Bonjour à tous,
Tout d'abord je remercie tous les collaborateurs de Cultisol qui avaient fait le déplacement au Brésil.
Je commencerai par la fin : je reviens d une semaine de repos au bord de la mer avec ma petite famille. J'en avais un grand besoin, je suis arrivé très faible (-8 kg) et exténué. Le ponton se dérobait sous mes pieds.
Désormais place au démontage du bateau, ça n'est pas la partie la plus ludique du projet !
Je vais vous étonner mais même si j ai tout fait pour gagner je ne suis pas déçu !!!! D'abord car je suis fier de ma course et de mon classement, ensuite ce qui est beau dans le sport c'est la performance, pas le résultat. Je me suis battu comme un diable et j'ai eu beaucoup d'ennuis. Tout va très vite à ce niveau et j'aurais pu être relégué loin derrière. J'ai été un peu gourmand cette année, j' ai cru que j'arriverai à tout faire mais reproduire les performances des courses de saison sur une transat n'est pas facile, je crois même que c'est impossible quand on travaille.
La course est tellement longue qu'il faudra qu'on se réunisse pour que je vous raconte tout mais voici un petit résumé.

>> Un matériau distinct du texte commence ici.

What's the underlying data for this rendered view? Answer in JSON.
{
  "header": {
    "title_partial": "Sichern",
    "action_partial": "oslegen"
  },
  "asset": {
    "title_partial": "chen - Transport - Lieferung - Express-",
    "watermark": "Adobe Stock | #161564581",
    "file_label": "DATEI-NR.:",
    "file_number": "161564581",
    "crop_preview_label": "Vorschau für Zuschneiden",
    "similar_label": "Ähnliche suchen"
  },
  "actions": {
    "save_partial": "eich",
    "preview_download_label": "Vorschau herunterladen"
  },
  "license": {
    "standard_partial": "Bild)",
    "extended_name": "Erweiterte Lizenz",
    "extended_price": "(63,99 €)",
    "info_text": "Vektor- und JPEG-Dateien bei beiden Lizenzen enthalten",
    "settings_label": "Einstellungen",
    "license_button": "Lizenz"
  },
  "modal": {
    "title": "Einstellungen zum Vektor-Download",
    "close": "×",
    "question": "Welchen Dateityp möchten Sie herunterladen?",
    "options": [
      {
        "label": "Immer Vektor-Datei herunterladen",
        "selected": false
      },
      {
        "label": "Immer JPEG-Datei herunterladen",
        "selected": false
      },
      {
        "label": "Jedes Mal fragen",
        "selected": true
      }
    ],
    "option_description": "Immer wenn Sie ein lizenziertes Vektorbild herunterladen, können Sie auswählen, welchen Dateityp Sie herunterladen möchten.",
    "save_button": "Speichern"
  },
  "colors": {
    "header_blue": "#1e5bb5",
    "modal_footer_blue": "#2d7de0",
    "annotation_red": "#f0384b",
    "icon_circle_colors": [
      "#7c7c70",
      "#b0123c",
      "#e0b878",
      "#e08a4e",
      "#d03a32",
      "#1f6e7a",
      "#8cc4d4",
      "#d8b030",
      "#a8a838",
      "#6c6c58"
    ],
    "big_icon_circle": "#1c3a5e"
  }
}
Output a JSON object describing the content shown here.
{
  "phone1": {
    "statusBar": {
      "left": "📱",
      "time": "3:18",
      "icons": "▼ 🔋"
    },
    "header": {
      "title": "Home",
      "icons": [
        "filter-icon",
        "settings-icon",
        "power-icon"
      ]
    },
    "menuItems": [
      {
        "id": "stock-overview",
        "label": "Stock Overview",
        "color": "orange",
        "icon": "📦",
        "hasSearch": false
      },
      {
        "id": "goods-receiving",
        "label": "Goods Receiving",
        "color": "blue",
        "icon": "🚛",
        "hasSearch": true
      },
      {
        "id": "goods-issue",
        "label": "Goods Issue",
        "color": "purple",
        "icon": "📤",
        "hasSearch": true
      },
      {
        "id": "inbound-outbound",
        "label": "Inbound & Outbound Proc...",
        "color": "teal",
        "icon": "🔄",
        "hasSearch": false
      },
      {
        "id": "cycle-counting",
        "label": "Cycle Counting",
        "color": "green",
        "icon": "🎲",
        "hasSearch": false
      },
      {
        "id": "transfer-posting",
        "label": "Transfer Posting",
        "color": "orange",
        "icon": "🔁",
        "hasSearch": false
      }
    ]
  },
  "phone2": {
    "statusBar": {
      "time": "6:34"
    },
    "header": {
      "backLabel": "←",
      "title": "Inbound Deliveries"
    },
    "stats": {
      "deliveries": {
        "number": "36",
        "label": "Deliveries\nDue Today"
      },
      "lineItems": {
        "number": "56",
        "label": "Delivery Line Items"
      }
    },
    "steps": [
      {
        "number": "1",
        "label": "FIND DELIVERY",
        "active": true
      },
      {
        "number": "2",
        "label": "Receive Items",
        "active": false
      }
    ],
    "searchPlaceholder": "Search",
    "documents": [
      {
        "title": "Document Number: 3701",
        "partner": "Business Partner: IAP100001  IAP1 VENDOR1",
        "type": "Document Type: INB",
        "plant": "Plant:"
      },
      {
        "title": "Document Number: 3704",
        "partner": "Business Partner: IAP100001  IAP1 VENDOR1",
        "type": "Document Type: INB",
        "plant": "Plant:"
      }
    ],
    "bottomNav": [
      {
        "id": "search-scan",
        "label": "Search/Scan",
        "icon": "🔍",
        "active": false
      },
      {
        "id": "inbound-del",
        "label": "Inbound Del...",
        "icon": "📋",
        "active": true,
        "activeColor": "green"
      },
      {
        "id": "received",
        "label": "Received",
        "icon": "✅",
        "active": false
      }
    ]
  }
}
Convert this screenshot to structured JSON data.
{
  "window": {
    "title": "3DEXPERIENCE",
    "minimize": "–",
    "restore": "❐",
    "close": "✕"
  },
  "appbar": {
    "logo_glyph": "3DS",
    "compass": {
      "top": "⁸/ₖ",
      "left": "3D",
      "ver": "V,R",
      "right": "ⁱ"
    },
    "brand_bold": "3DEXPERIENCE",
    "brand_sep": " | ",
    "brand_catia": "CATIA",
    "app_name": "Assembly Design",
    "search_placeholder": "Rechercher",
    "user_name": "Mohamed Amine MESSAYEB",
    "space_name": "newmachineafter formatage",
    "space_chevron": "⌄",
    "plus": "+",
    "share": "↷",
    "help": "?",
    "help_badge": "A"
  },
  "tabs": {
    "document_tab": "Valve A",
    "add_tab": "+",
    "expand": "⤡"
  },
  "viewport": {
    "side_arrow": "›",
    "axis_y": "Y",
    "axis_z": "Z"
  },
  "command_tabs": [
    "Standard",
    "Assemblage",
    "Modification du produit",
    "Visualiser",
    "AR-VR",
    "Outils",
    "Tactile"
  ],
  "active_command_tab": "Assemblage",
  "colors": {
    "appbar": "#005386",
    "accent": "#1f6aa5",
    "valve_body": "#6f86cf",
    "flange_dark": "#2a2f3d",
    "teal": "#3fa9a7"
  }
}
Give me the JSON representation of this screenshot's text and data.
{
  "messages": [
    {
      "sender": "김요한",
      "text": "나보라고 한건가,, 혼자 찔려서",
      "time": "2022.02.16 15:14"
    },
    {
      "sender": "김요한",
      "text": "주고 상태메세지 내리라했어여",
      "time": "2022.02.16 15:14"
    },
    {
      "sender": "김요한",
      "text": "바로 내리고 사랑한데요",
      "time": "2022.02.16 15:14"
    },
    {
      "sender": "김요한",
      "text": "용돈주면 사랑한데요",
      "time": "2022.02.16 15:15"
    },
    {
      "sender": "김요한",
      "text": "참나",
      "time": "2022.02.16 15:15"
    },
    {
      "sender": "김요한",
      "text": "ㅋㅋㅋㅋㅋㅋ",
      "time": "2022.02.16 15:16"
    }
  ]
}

Tout commence mal, après 15 minutes de course, j'ai un choc violent au niveau du genou, conséquence, je ne pourrai plus plier la jambe pendant 2 jours. Aie ! Après 36 heures, j'ai un problème de ballast, on en bave au près dans une mer pénible et voila que mon ballast se transfère sous le vent sans rien me demander. Je signe pour un combat de 5 heures avec ma vanne de transfert et l' inondation qui s'en suit à bord... Sympathique. Verdict : une heure de perdue sur les copains (5 places).
Je repars à l'attaque et au passage des Canaries je prends la tête de la course. J'appuie doucement sur l'accélérateur et ça marche, je creuse un peu l'écart. Je commence à rêver... Le vent monte et voila qu'a chaque fois que je veux me servir de mon pilote, inexorablement, le bateau fini 2 minutes plus tard le mât dans l'eau. Je dois donc barrer, je tiens le choc 24 heures mais le Brésil est encore loin, je dois manger, dormir, etc... Je dois donc ralentir le bateau pour trouver la panne. Je mettrai 24 heures, je perdrai 80 milles et la course. Après c' était très dur psychologiquement, pas facile d' accepter de revoir mes objectifs à la baisse. Tellement pas facile que je repars à l' attaque et je reviens dans le match !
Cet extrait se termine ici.